Fig. 4: Genetic engineering of S. oneidensis for the design and optimization of the de novo biosynthesis and transport of flavins, and its impact on the monomer conversion ratio of the RAFT polymerization.

a Plasmid map of the plasmid expressing the flavin biosynthesis gene cluster (ribADEHC) under the control of different inducible promoters (P_tet, P_tac, P_bad, P_arcA), and the porin gene OprF under the control of different ribosomal binding sites (RBS).

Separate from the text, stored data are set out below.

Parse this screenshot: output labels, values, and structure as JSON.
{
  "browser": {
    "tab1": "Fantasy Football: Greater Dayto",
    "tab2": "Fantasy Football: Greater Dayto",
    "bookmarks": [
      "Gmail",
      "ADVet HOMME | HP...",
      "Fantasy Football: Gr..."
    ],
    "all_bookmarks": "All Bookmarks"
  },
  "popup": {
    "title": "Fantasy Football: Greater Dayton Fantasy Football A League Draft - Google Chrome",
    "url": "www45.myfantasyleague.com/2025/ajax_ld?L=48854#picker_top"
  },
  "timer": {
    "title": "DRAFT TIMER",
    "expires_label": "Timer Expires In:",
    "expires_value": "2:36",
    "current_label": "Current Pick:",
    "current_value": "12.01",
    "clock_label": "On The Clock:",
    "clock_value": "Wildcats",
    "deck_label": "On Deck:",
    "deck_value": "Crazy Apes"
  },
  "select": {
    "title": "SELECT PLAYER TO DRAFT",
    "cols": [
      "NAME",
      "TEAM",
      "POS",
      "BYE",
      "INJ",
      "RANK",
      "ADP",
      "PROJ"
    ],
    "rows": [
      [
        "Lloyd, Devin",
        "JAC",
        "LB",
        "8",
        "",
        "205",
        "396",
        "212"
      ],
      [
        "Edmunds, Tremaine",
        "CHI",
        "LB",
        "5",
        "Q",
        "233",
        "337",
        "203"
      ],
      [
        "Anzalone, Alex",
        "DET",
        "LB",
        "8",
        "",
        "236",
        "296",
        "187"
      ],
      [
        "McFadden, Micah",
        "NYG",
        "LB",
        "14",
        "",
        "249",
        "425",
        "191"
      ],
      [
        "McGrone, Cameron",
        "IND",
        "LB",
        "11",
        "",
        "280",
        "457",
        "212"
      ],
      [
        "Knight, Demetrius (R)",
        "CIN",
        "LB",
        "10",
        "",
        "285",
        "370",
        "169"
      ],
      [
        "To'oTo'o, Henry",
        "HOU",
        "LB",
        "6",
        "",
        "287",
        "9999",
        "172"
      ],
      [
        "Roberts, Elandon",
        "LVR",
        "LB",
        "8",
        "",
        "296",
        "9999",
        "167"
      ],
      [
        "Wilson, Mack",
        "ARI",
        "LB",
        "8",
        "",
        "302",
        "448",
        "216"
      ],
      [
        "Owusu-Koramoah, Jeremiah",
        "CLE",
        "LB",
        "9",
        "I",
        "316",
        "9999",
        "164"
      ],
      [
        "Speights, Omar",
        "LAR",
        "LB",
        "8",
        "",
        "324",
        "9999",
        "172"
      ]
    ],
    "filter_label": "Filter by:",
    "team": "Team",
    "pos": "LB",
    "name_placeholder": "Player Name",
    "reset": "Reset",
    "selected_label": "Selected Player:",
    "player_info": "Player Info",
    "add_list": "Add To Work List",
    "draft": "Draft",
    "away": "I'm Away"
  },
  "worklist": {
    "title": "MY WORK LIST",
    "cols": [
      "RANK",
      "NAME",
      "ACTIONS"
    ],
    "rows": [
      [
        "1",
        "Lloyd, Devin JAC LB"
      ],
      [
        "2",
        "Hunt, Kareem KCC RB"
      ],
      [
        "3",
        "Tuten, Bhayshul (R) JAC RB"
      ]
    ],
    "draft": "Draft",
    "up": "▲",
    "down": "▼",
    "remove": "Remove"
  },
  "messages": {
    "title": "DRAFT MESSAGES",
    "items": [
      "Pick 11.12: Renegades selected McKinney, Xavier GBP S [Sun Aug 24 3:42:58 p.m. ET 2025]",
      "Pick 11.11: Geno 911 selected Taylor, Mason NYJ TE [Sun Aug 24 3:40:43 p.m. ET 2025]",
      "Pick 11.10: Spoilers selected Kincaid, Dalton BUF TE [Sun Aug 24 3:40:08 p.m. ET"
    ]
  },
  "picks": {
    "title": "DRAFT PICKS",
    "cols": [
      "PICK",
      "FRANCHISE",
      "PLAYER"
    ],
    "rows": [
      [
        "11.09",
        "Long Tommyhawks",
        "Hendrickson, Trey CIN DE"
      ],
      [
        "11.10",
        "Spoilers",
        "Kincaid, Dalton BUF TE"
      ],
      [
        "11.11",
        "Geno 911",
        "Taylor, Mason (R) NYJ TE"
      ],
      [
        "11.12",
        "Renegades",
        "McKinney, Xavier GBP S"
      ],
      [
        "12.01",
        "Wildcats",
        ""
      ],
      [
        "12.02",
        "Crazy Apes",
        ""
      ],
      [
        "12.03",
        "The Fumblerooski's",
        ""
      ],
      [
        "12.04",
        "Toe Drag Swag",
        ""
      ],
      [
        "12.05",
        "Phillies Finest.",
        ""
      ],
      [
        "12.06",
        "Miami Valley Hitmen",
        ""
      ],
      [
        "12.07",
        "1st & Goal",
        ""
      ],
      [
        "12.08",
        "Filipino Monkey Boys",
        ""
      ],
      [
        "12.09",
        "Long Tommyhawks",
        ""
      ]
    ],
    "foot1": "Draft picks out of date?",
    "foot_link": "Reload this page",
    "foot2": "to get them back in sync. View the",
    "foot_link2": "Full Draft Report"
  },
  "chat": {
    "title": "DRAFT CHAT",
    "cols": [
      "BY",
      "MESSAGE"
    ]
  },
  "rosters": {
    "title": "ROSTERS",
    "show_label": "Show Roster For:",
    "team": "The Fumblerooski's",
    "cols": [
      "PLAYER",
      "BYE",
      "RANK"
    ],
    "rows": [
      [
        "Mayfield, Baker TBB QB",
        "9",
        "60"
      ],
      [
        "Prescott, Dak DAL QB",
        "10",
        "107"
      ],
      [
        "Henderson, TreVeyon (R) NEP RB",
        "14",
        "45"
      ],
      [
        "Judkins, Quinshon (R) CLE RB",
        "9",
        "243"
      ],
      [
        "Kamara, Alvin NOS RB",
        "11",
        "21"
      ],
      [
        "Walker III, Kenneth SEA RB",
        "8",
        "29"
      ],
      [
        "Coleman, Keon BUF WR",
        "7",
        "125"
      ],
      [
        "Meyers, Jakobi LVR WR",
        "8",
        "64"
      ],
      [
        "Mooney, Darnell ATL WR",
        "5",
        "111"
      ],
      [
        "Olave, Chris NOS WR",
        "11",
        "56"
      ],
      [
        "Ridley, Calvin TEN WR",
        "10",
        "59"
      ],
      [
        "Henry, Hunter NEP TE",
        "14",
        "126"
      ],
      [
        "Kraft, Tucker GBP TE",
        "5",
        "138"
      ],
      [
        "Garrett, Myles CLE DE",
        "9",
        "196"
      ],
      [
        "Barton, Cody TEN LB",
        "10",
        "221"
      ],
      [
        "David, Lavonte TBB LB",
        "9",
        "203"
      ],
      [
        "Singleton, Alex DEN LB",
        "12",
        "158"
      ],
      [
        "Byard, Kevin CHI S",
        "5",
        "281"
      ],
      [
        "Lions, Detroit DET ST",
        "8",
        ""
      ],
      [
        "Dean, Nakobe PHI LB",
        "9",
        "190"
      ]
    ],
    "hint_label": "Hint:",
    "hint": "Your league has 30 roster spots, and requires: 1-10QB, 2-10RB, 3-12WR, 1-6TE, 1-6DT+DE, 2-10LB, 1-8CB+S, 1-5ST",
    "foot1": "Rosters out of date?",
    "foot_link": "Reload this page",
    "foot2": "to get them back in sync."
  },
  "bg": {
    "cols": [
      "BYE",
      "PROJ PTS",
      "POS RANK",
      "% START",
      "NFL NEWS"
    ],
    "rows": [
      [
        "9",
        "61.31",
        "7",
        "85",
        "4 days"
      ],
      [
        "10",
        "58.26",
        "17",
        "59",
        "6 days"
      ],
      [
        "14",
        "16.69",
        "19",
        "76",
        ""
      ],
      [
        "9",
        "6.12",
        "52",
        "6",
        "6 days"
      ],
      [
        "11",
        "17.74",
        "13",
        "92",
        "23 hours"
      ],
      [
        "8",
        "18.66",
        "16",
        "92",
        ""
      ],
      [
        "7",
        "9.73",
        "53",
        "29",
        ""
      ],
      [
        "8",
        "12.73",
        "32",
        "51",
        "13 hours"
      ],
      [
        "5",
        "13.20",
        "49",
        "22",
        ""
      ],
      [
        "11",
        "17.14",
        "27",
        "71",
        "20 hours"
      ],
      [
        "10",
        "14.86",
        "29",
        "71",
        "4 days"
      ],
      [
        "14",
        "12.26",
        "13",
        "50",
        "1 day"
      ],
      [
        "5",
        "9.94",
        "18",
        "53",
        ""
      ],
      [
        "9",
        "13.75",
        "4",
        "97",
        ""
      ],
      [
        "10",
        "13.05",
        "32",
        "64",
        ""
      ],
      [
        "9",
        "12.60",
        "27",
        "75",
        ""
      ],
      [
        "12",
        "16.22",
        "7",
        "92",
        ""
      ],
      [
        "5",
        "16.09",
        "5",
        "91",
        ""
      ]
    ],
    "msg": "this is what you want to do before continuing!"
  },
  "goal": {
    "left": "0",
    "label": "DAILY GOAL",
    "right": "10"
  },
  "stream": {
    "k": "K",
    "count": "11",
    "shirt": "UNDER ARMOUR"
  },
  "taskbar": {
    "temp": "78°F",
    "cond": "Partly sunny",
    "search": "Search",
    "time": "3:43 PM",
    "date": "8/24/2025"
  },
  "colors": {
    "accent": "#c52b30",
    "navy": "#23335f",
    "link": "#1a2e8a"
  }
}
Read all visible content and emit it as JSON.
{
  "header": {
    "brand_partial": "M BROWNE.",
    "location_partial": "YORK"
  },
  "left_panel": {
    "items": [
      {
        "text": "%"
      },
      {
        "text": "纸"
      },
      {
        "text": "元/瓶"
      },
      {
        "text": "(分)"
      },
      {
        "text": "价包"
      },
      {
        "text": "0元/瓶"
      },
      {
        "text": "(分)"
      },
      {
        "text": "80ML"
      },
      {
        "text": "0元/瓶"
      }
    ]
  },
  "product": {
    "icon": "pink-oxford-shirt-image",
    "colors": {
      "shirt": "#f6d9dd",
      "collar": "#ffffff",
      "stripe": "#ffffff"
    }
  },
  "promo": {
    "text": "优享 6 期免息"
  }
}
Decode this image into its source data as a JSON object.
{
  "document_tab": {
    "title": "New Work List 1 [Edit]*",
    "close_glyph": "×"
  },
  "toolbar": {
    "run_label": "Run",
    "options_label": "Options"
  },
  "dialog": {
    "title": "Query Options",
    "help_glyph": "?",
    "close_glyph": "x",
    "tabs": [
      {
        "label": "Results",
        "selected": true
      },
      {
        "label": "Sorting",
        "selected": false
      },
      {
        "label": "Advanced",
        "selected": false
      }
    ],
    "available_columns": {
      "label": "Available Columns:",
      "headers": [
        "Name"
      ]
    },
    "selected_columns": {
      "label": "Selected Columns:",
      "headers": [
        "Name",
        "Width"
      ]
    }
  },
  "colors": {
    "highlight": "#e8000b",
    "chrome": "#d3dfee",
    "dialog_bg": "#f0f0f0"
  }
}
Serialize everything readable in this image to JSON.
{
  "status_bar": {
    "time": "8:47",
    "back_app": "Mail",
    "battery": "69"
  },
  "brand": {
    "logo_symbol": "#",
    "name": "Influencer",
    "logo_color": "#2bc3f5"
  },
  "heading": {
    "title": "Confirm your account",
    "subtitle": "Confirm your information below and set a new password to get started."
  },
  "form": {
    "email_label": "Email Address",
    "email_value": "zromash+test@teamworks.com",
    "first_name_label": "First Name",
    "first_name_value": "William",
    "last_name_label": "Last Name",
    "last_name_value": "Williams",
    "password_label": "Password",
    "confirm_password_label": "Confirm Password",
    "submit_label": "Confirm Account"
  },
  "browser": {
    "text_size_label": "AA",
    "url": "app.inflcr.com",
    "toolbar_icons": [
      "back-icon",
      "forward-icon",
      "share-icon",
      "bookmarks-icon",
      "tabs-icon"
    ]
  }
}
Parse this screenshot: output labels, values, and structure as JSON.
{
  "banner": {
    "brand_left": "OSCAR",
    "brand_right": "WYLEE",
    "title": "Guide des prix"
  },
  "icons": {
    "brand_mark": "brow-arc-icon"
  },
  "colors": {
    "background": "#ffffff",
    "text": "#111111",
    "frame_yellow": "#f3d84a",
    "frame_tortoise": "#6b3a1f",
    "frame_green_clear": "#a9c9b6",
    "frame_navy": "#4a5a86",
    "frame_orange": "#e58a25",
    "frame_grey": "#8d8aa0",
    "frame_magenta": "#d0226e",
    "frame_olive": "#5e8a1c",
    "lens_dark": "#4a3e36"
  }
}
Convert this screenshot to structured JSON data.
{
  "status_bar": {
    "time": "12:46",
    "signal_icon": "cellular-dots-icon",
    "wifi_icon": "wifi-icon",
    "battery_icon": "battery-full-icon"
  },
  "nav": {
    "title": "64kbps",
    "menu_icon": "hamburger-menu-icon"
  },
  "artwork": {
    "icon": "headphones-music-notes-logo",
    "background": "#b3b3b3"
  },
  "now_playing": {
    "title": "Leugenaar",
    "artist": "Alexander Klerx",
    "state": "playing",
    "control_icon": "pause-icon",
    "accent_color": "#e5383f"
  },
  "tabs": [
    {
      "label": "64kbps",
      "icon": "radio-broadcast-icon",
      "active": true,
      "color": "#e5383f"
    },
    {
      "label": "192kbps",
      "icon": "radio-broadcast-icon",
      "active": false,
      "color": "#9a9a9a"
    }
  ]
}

RBS1: BBa_B0034, iGEM; RBS2: BBa_B0030, iGEM; RBS3: BBa_B0032, iGEM; RBS4: BBa_B0031, iGEM. b Quantification of flavins produced by the genetically engineered S. oneidensis harboring different promotors and RBS, respectively. c Comparison of monomer conversion ratio in the RAFT polymerization by the engineered S. oneidensis strains with different promoters at optimal inducer concentrations and optimal RBS, respectively. d The effect of gene knockouts of c-Cyts on the monomer conversion ratio of the S. oneidensis-triggered RAFT polymerization. Data showed mean ± SD of three independent experiments. Data in (b–d) were shown as the mean ± SD (n = 3). Source data were provided as a Source Data file.